POSTED: 01:30 a.m. HST, Jul 21, 2011
When I first took the book in hand, I did not know that the illustration out front was a painting by Charles M. Russell, an artist whose images of the Old West made him famous.
The painting, entitled “Meat’s Not Meat ’Till It’s In the Pan,” shows a cowboy, rifle laid over elbow, gaping as a bighorn sheep he presumably hoped would be his dinner tumbles off a high, snow-covered mountain ledge as his indifferent horses stand by.
Not one to judge a book by its cover no matter how amusing, I peeled open the pages past a folksy map and read the opening lines. Hooked.
As Borders takes its leave from the retail market, readers won’t be deprived of books.

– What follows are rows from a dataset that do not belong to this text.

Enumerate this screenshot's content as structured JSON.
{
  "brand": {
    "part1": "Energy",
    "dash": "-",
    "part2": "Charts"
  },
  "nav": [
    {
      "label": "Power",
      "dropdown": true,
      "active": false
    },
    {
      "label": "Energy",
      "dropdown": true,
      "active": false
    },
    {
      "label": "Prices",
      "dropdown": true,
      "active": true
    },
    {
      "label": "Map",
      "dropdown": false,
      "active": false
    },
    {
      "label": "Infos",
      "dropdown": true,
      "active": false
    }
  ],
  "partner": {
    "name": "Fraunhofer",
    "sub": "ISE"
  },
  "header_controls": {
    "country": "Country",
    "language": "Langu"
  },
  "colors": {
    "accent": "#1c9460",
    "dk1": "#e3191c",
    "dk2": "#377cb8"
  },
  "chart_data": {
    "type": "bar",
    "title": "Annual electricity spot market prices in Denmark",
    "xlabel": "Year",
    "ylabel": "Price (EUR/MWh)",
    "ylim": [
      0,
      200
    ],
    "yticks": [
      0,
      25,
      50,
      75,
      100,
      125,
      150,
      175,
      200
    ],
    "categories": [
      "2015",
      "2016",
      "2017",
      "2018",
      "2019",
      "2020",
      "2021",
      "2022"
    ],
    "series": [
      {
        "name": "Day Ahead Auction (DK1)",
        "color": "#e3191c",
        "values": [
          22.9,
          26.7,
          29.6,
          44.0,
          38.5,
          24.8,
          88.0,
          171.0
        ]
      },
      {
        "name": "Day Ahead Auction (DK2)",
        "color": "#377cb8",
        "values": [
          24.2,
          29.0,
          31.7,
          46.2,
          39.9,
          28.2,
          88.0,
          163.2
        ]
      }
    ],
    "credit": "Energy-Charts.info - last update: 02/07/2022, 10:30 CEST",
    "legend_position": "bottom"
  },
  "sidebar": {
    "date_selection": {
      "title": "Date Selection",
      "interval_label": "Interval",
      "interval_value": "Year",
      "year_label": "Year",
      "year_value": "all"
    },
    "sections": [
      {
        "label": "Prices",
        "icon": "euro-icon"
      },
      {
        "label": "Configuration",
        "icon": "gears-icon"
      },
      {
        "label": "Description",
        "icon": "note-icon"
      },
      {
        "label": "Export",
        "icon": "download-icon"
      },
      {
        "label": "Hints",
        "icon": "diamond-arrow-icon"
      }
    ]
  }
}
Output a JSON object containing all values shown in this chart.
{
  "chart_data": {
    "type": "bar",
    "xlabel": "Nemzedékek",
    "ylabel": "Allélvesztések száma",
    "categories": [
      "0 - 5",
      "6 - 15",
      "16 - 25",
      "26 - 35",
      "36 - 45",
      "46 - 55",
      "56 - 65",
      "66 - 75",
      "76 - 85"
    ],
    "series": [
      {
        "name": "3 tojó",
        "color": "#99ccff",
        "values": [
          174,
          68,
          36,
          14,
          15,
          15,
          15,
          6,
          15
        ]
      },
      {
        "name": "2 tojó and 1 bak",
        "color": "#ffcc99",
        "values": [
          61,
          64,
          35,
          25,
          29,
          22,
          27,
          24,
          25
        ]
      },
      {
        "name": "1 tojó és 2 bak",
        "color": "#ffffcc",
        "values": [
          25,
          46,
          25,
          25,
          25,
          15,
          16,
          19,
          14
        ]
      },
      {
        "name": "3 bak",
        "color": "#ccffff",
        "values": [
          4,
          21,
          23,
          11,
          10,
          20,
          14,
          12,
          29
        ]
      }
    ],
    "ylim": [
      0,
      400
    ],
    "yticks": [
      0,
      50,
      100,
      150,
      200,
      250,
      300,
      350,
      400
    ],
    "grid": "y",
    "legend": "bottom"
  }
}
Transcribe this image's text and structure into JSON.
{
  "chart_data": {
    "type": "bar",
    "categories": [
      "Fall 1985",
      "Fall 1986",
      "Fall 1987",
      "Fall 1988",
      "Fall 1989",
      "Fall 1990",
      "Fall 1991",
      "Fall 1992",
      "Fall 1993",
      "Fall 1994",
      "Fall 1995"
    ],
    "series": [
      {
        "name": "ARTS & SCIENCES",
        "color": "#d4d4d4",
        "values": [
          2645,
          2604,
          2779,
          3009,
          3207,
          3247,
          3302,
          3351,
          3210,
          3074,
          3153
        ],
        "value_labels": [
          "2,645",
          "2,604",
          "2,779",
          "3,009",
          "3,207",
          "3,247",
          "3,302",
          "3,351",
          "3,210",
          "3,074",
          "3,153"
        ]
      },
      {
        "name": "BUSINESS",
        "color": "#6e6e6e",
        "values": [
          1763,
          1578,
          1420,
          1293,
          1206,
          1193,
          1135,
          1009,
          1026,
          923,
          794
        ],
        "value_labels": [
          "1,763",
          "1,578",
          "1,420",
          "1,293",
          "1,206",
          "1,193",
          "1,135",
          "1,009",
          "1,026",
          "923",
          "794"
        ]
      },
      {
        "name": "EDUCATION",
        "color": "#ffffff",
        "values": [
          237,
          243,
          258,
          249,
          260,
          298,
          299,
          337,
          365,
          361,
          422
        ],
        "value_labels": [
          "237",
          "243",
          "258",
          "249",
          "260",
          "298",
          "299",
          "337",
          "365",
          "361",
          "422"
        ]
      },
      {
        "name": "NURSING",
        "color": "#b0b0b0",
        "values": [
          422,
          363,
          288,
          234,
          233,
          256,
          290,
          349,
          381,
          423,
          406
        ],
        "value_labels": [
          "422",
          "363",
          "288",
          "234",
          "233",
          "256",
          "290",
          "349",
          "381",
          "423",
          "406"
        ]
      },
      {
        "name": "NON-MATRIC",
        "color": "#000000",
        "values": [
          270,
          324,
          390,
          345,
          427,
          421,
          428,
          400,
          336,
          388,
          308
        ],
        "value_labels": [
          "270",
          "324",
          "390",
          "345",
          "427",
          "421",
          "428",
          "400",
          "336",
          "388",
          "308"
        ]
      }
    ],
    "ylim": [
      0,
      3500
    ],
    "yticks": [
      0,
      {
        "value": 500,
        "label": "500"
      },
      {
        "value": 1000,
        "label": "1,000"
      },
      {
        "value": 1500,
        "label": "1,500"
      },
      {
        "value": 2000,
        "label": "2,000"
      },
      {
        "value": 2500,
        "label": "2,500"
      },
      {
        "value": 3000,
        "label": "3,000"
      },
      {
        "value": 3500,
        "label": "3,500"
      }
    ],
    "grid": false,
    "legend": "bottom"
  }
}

The surviving mega-bookstore company, small shops and online sellers that have cut broad inroads through bricks-and-mortar turf will welcome Borders’ customers.
Whether they prefer the real thing with crinkling paper pages that release a tantalizing new-book scent that hints of adventures awaiting inside, or the more sterile, arguably more convenient, electronic versions displayed on gray screens powered up for finger swipes, readers will always have books.
How they get them should not matter, but it does, at least to me.
Like many people, I have my favorite writers and look forward to their new publications. Book reviews and websites clue in readers as to what’s coming up and offer suggestions for purchase. Word of mouth also helps in the hunt.
But I like browsing. I like walking into a bookstore, surveying the wealth of its contents and wandering through its aisles in anticipation of finding something out of the ordinary.
Though I’m usually searching for fiction, I get a kick out of blundering through the nonfiction shelves to discover a fascinating dissertation on the evolving science of forest fires or a history of quilting in America.
Stumbling across works of a novelist whose latest volume was unsatisfying and digging out her early treasures brings immense gratification.
Though the way bookstores classify books is limiting, e-shopping for stuff to read seems even more confining. (Particularly annoying are sites that track what you’ve examined or bought previously; just because you liked one George Pelecanos “thriller/mystery” doesn’t mean you want to read similar stories by lesser authors.)
Categories such as nonfiction, for example, are overly broad online, and when broken down, sift bafflingly from economics to transportation to holidays. Clicking from one to the next is tedious and time consuming.
Scanning titles on a shelf is quicker and at bookstores dabbling in the different is embraced, appreciated.
Then there’s the fellowship of a bookstore. Almost everybody — from “Sesame Street” kids, manga-mania youths, writer-wannabe women, travel-guide researchers to self-help consumers — has congregated there for a single, special interest: to find something to read.
By today’s marketing standards, the artwork on my old, beat-up, taped-together copy of Ivan Doig’s “English Creek” seems antiquated. Newer editions have updated covers, but the story’s the same and the randomness of my choice is in itself a reward.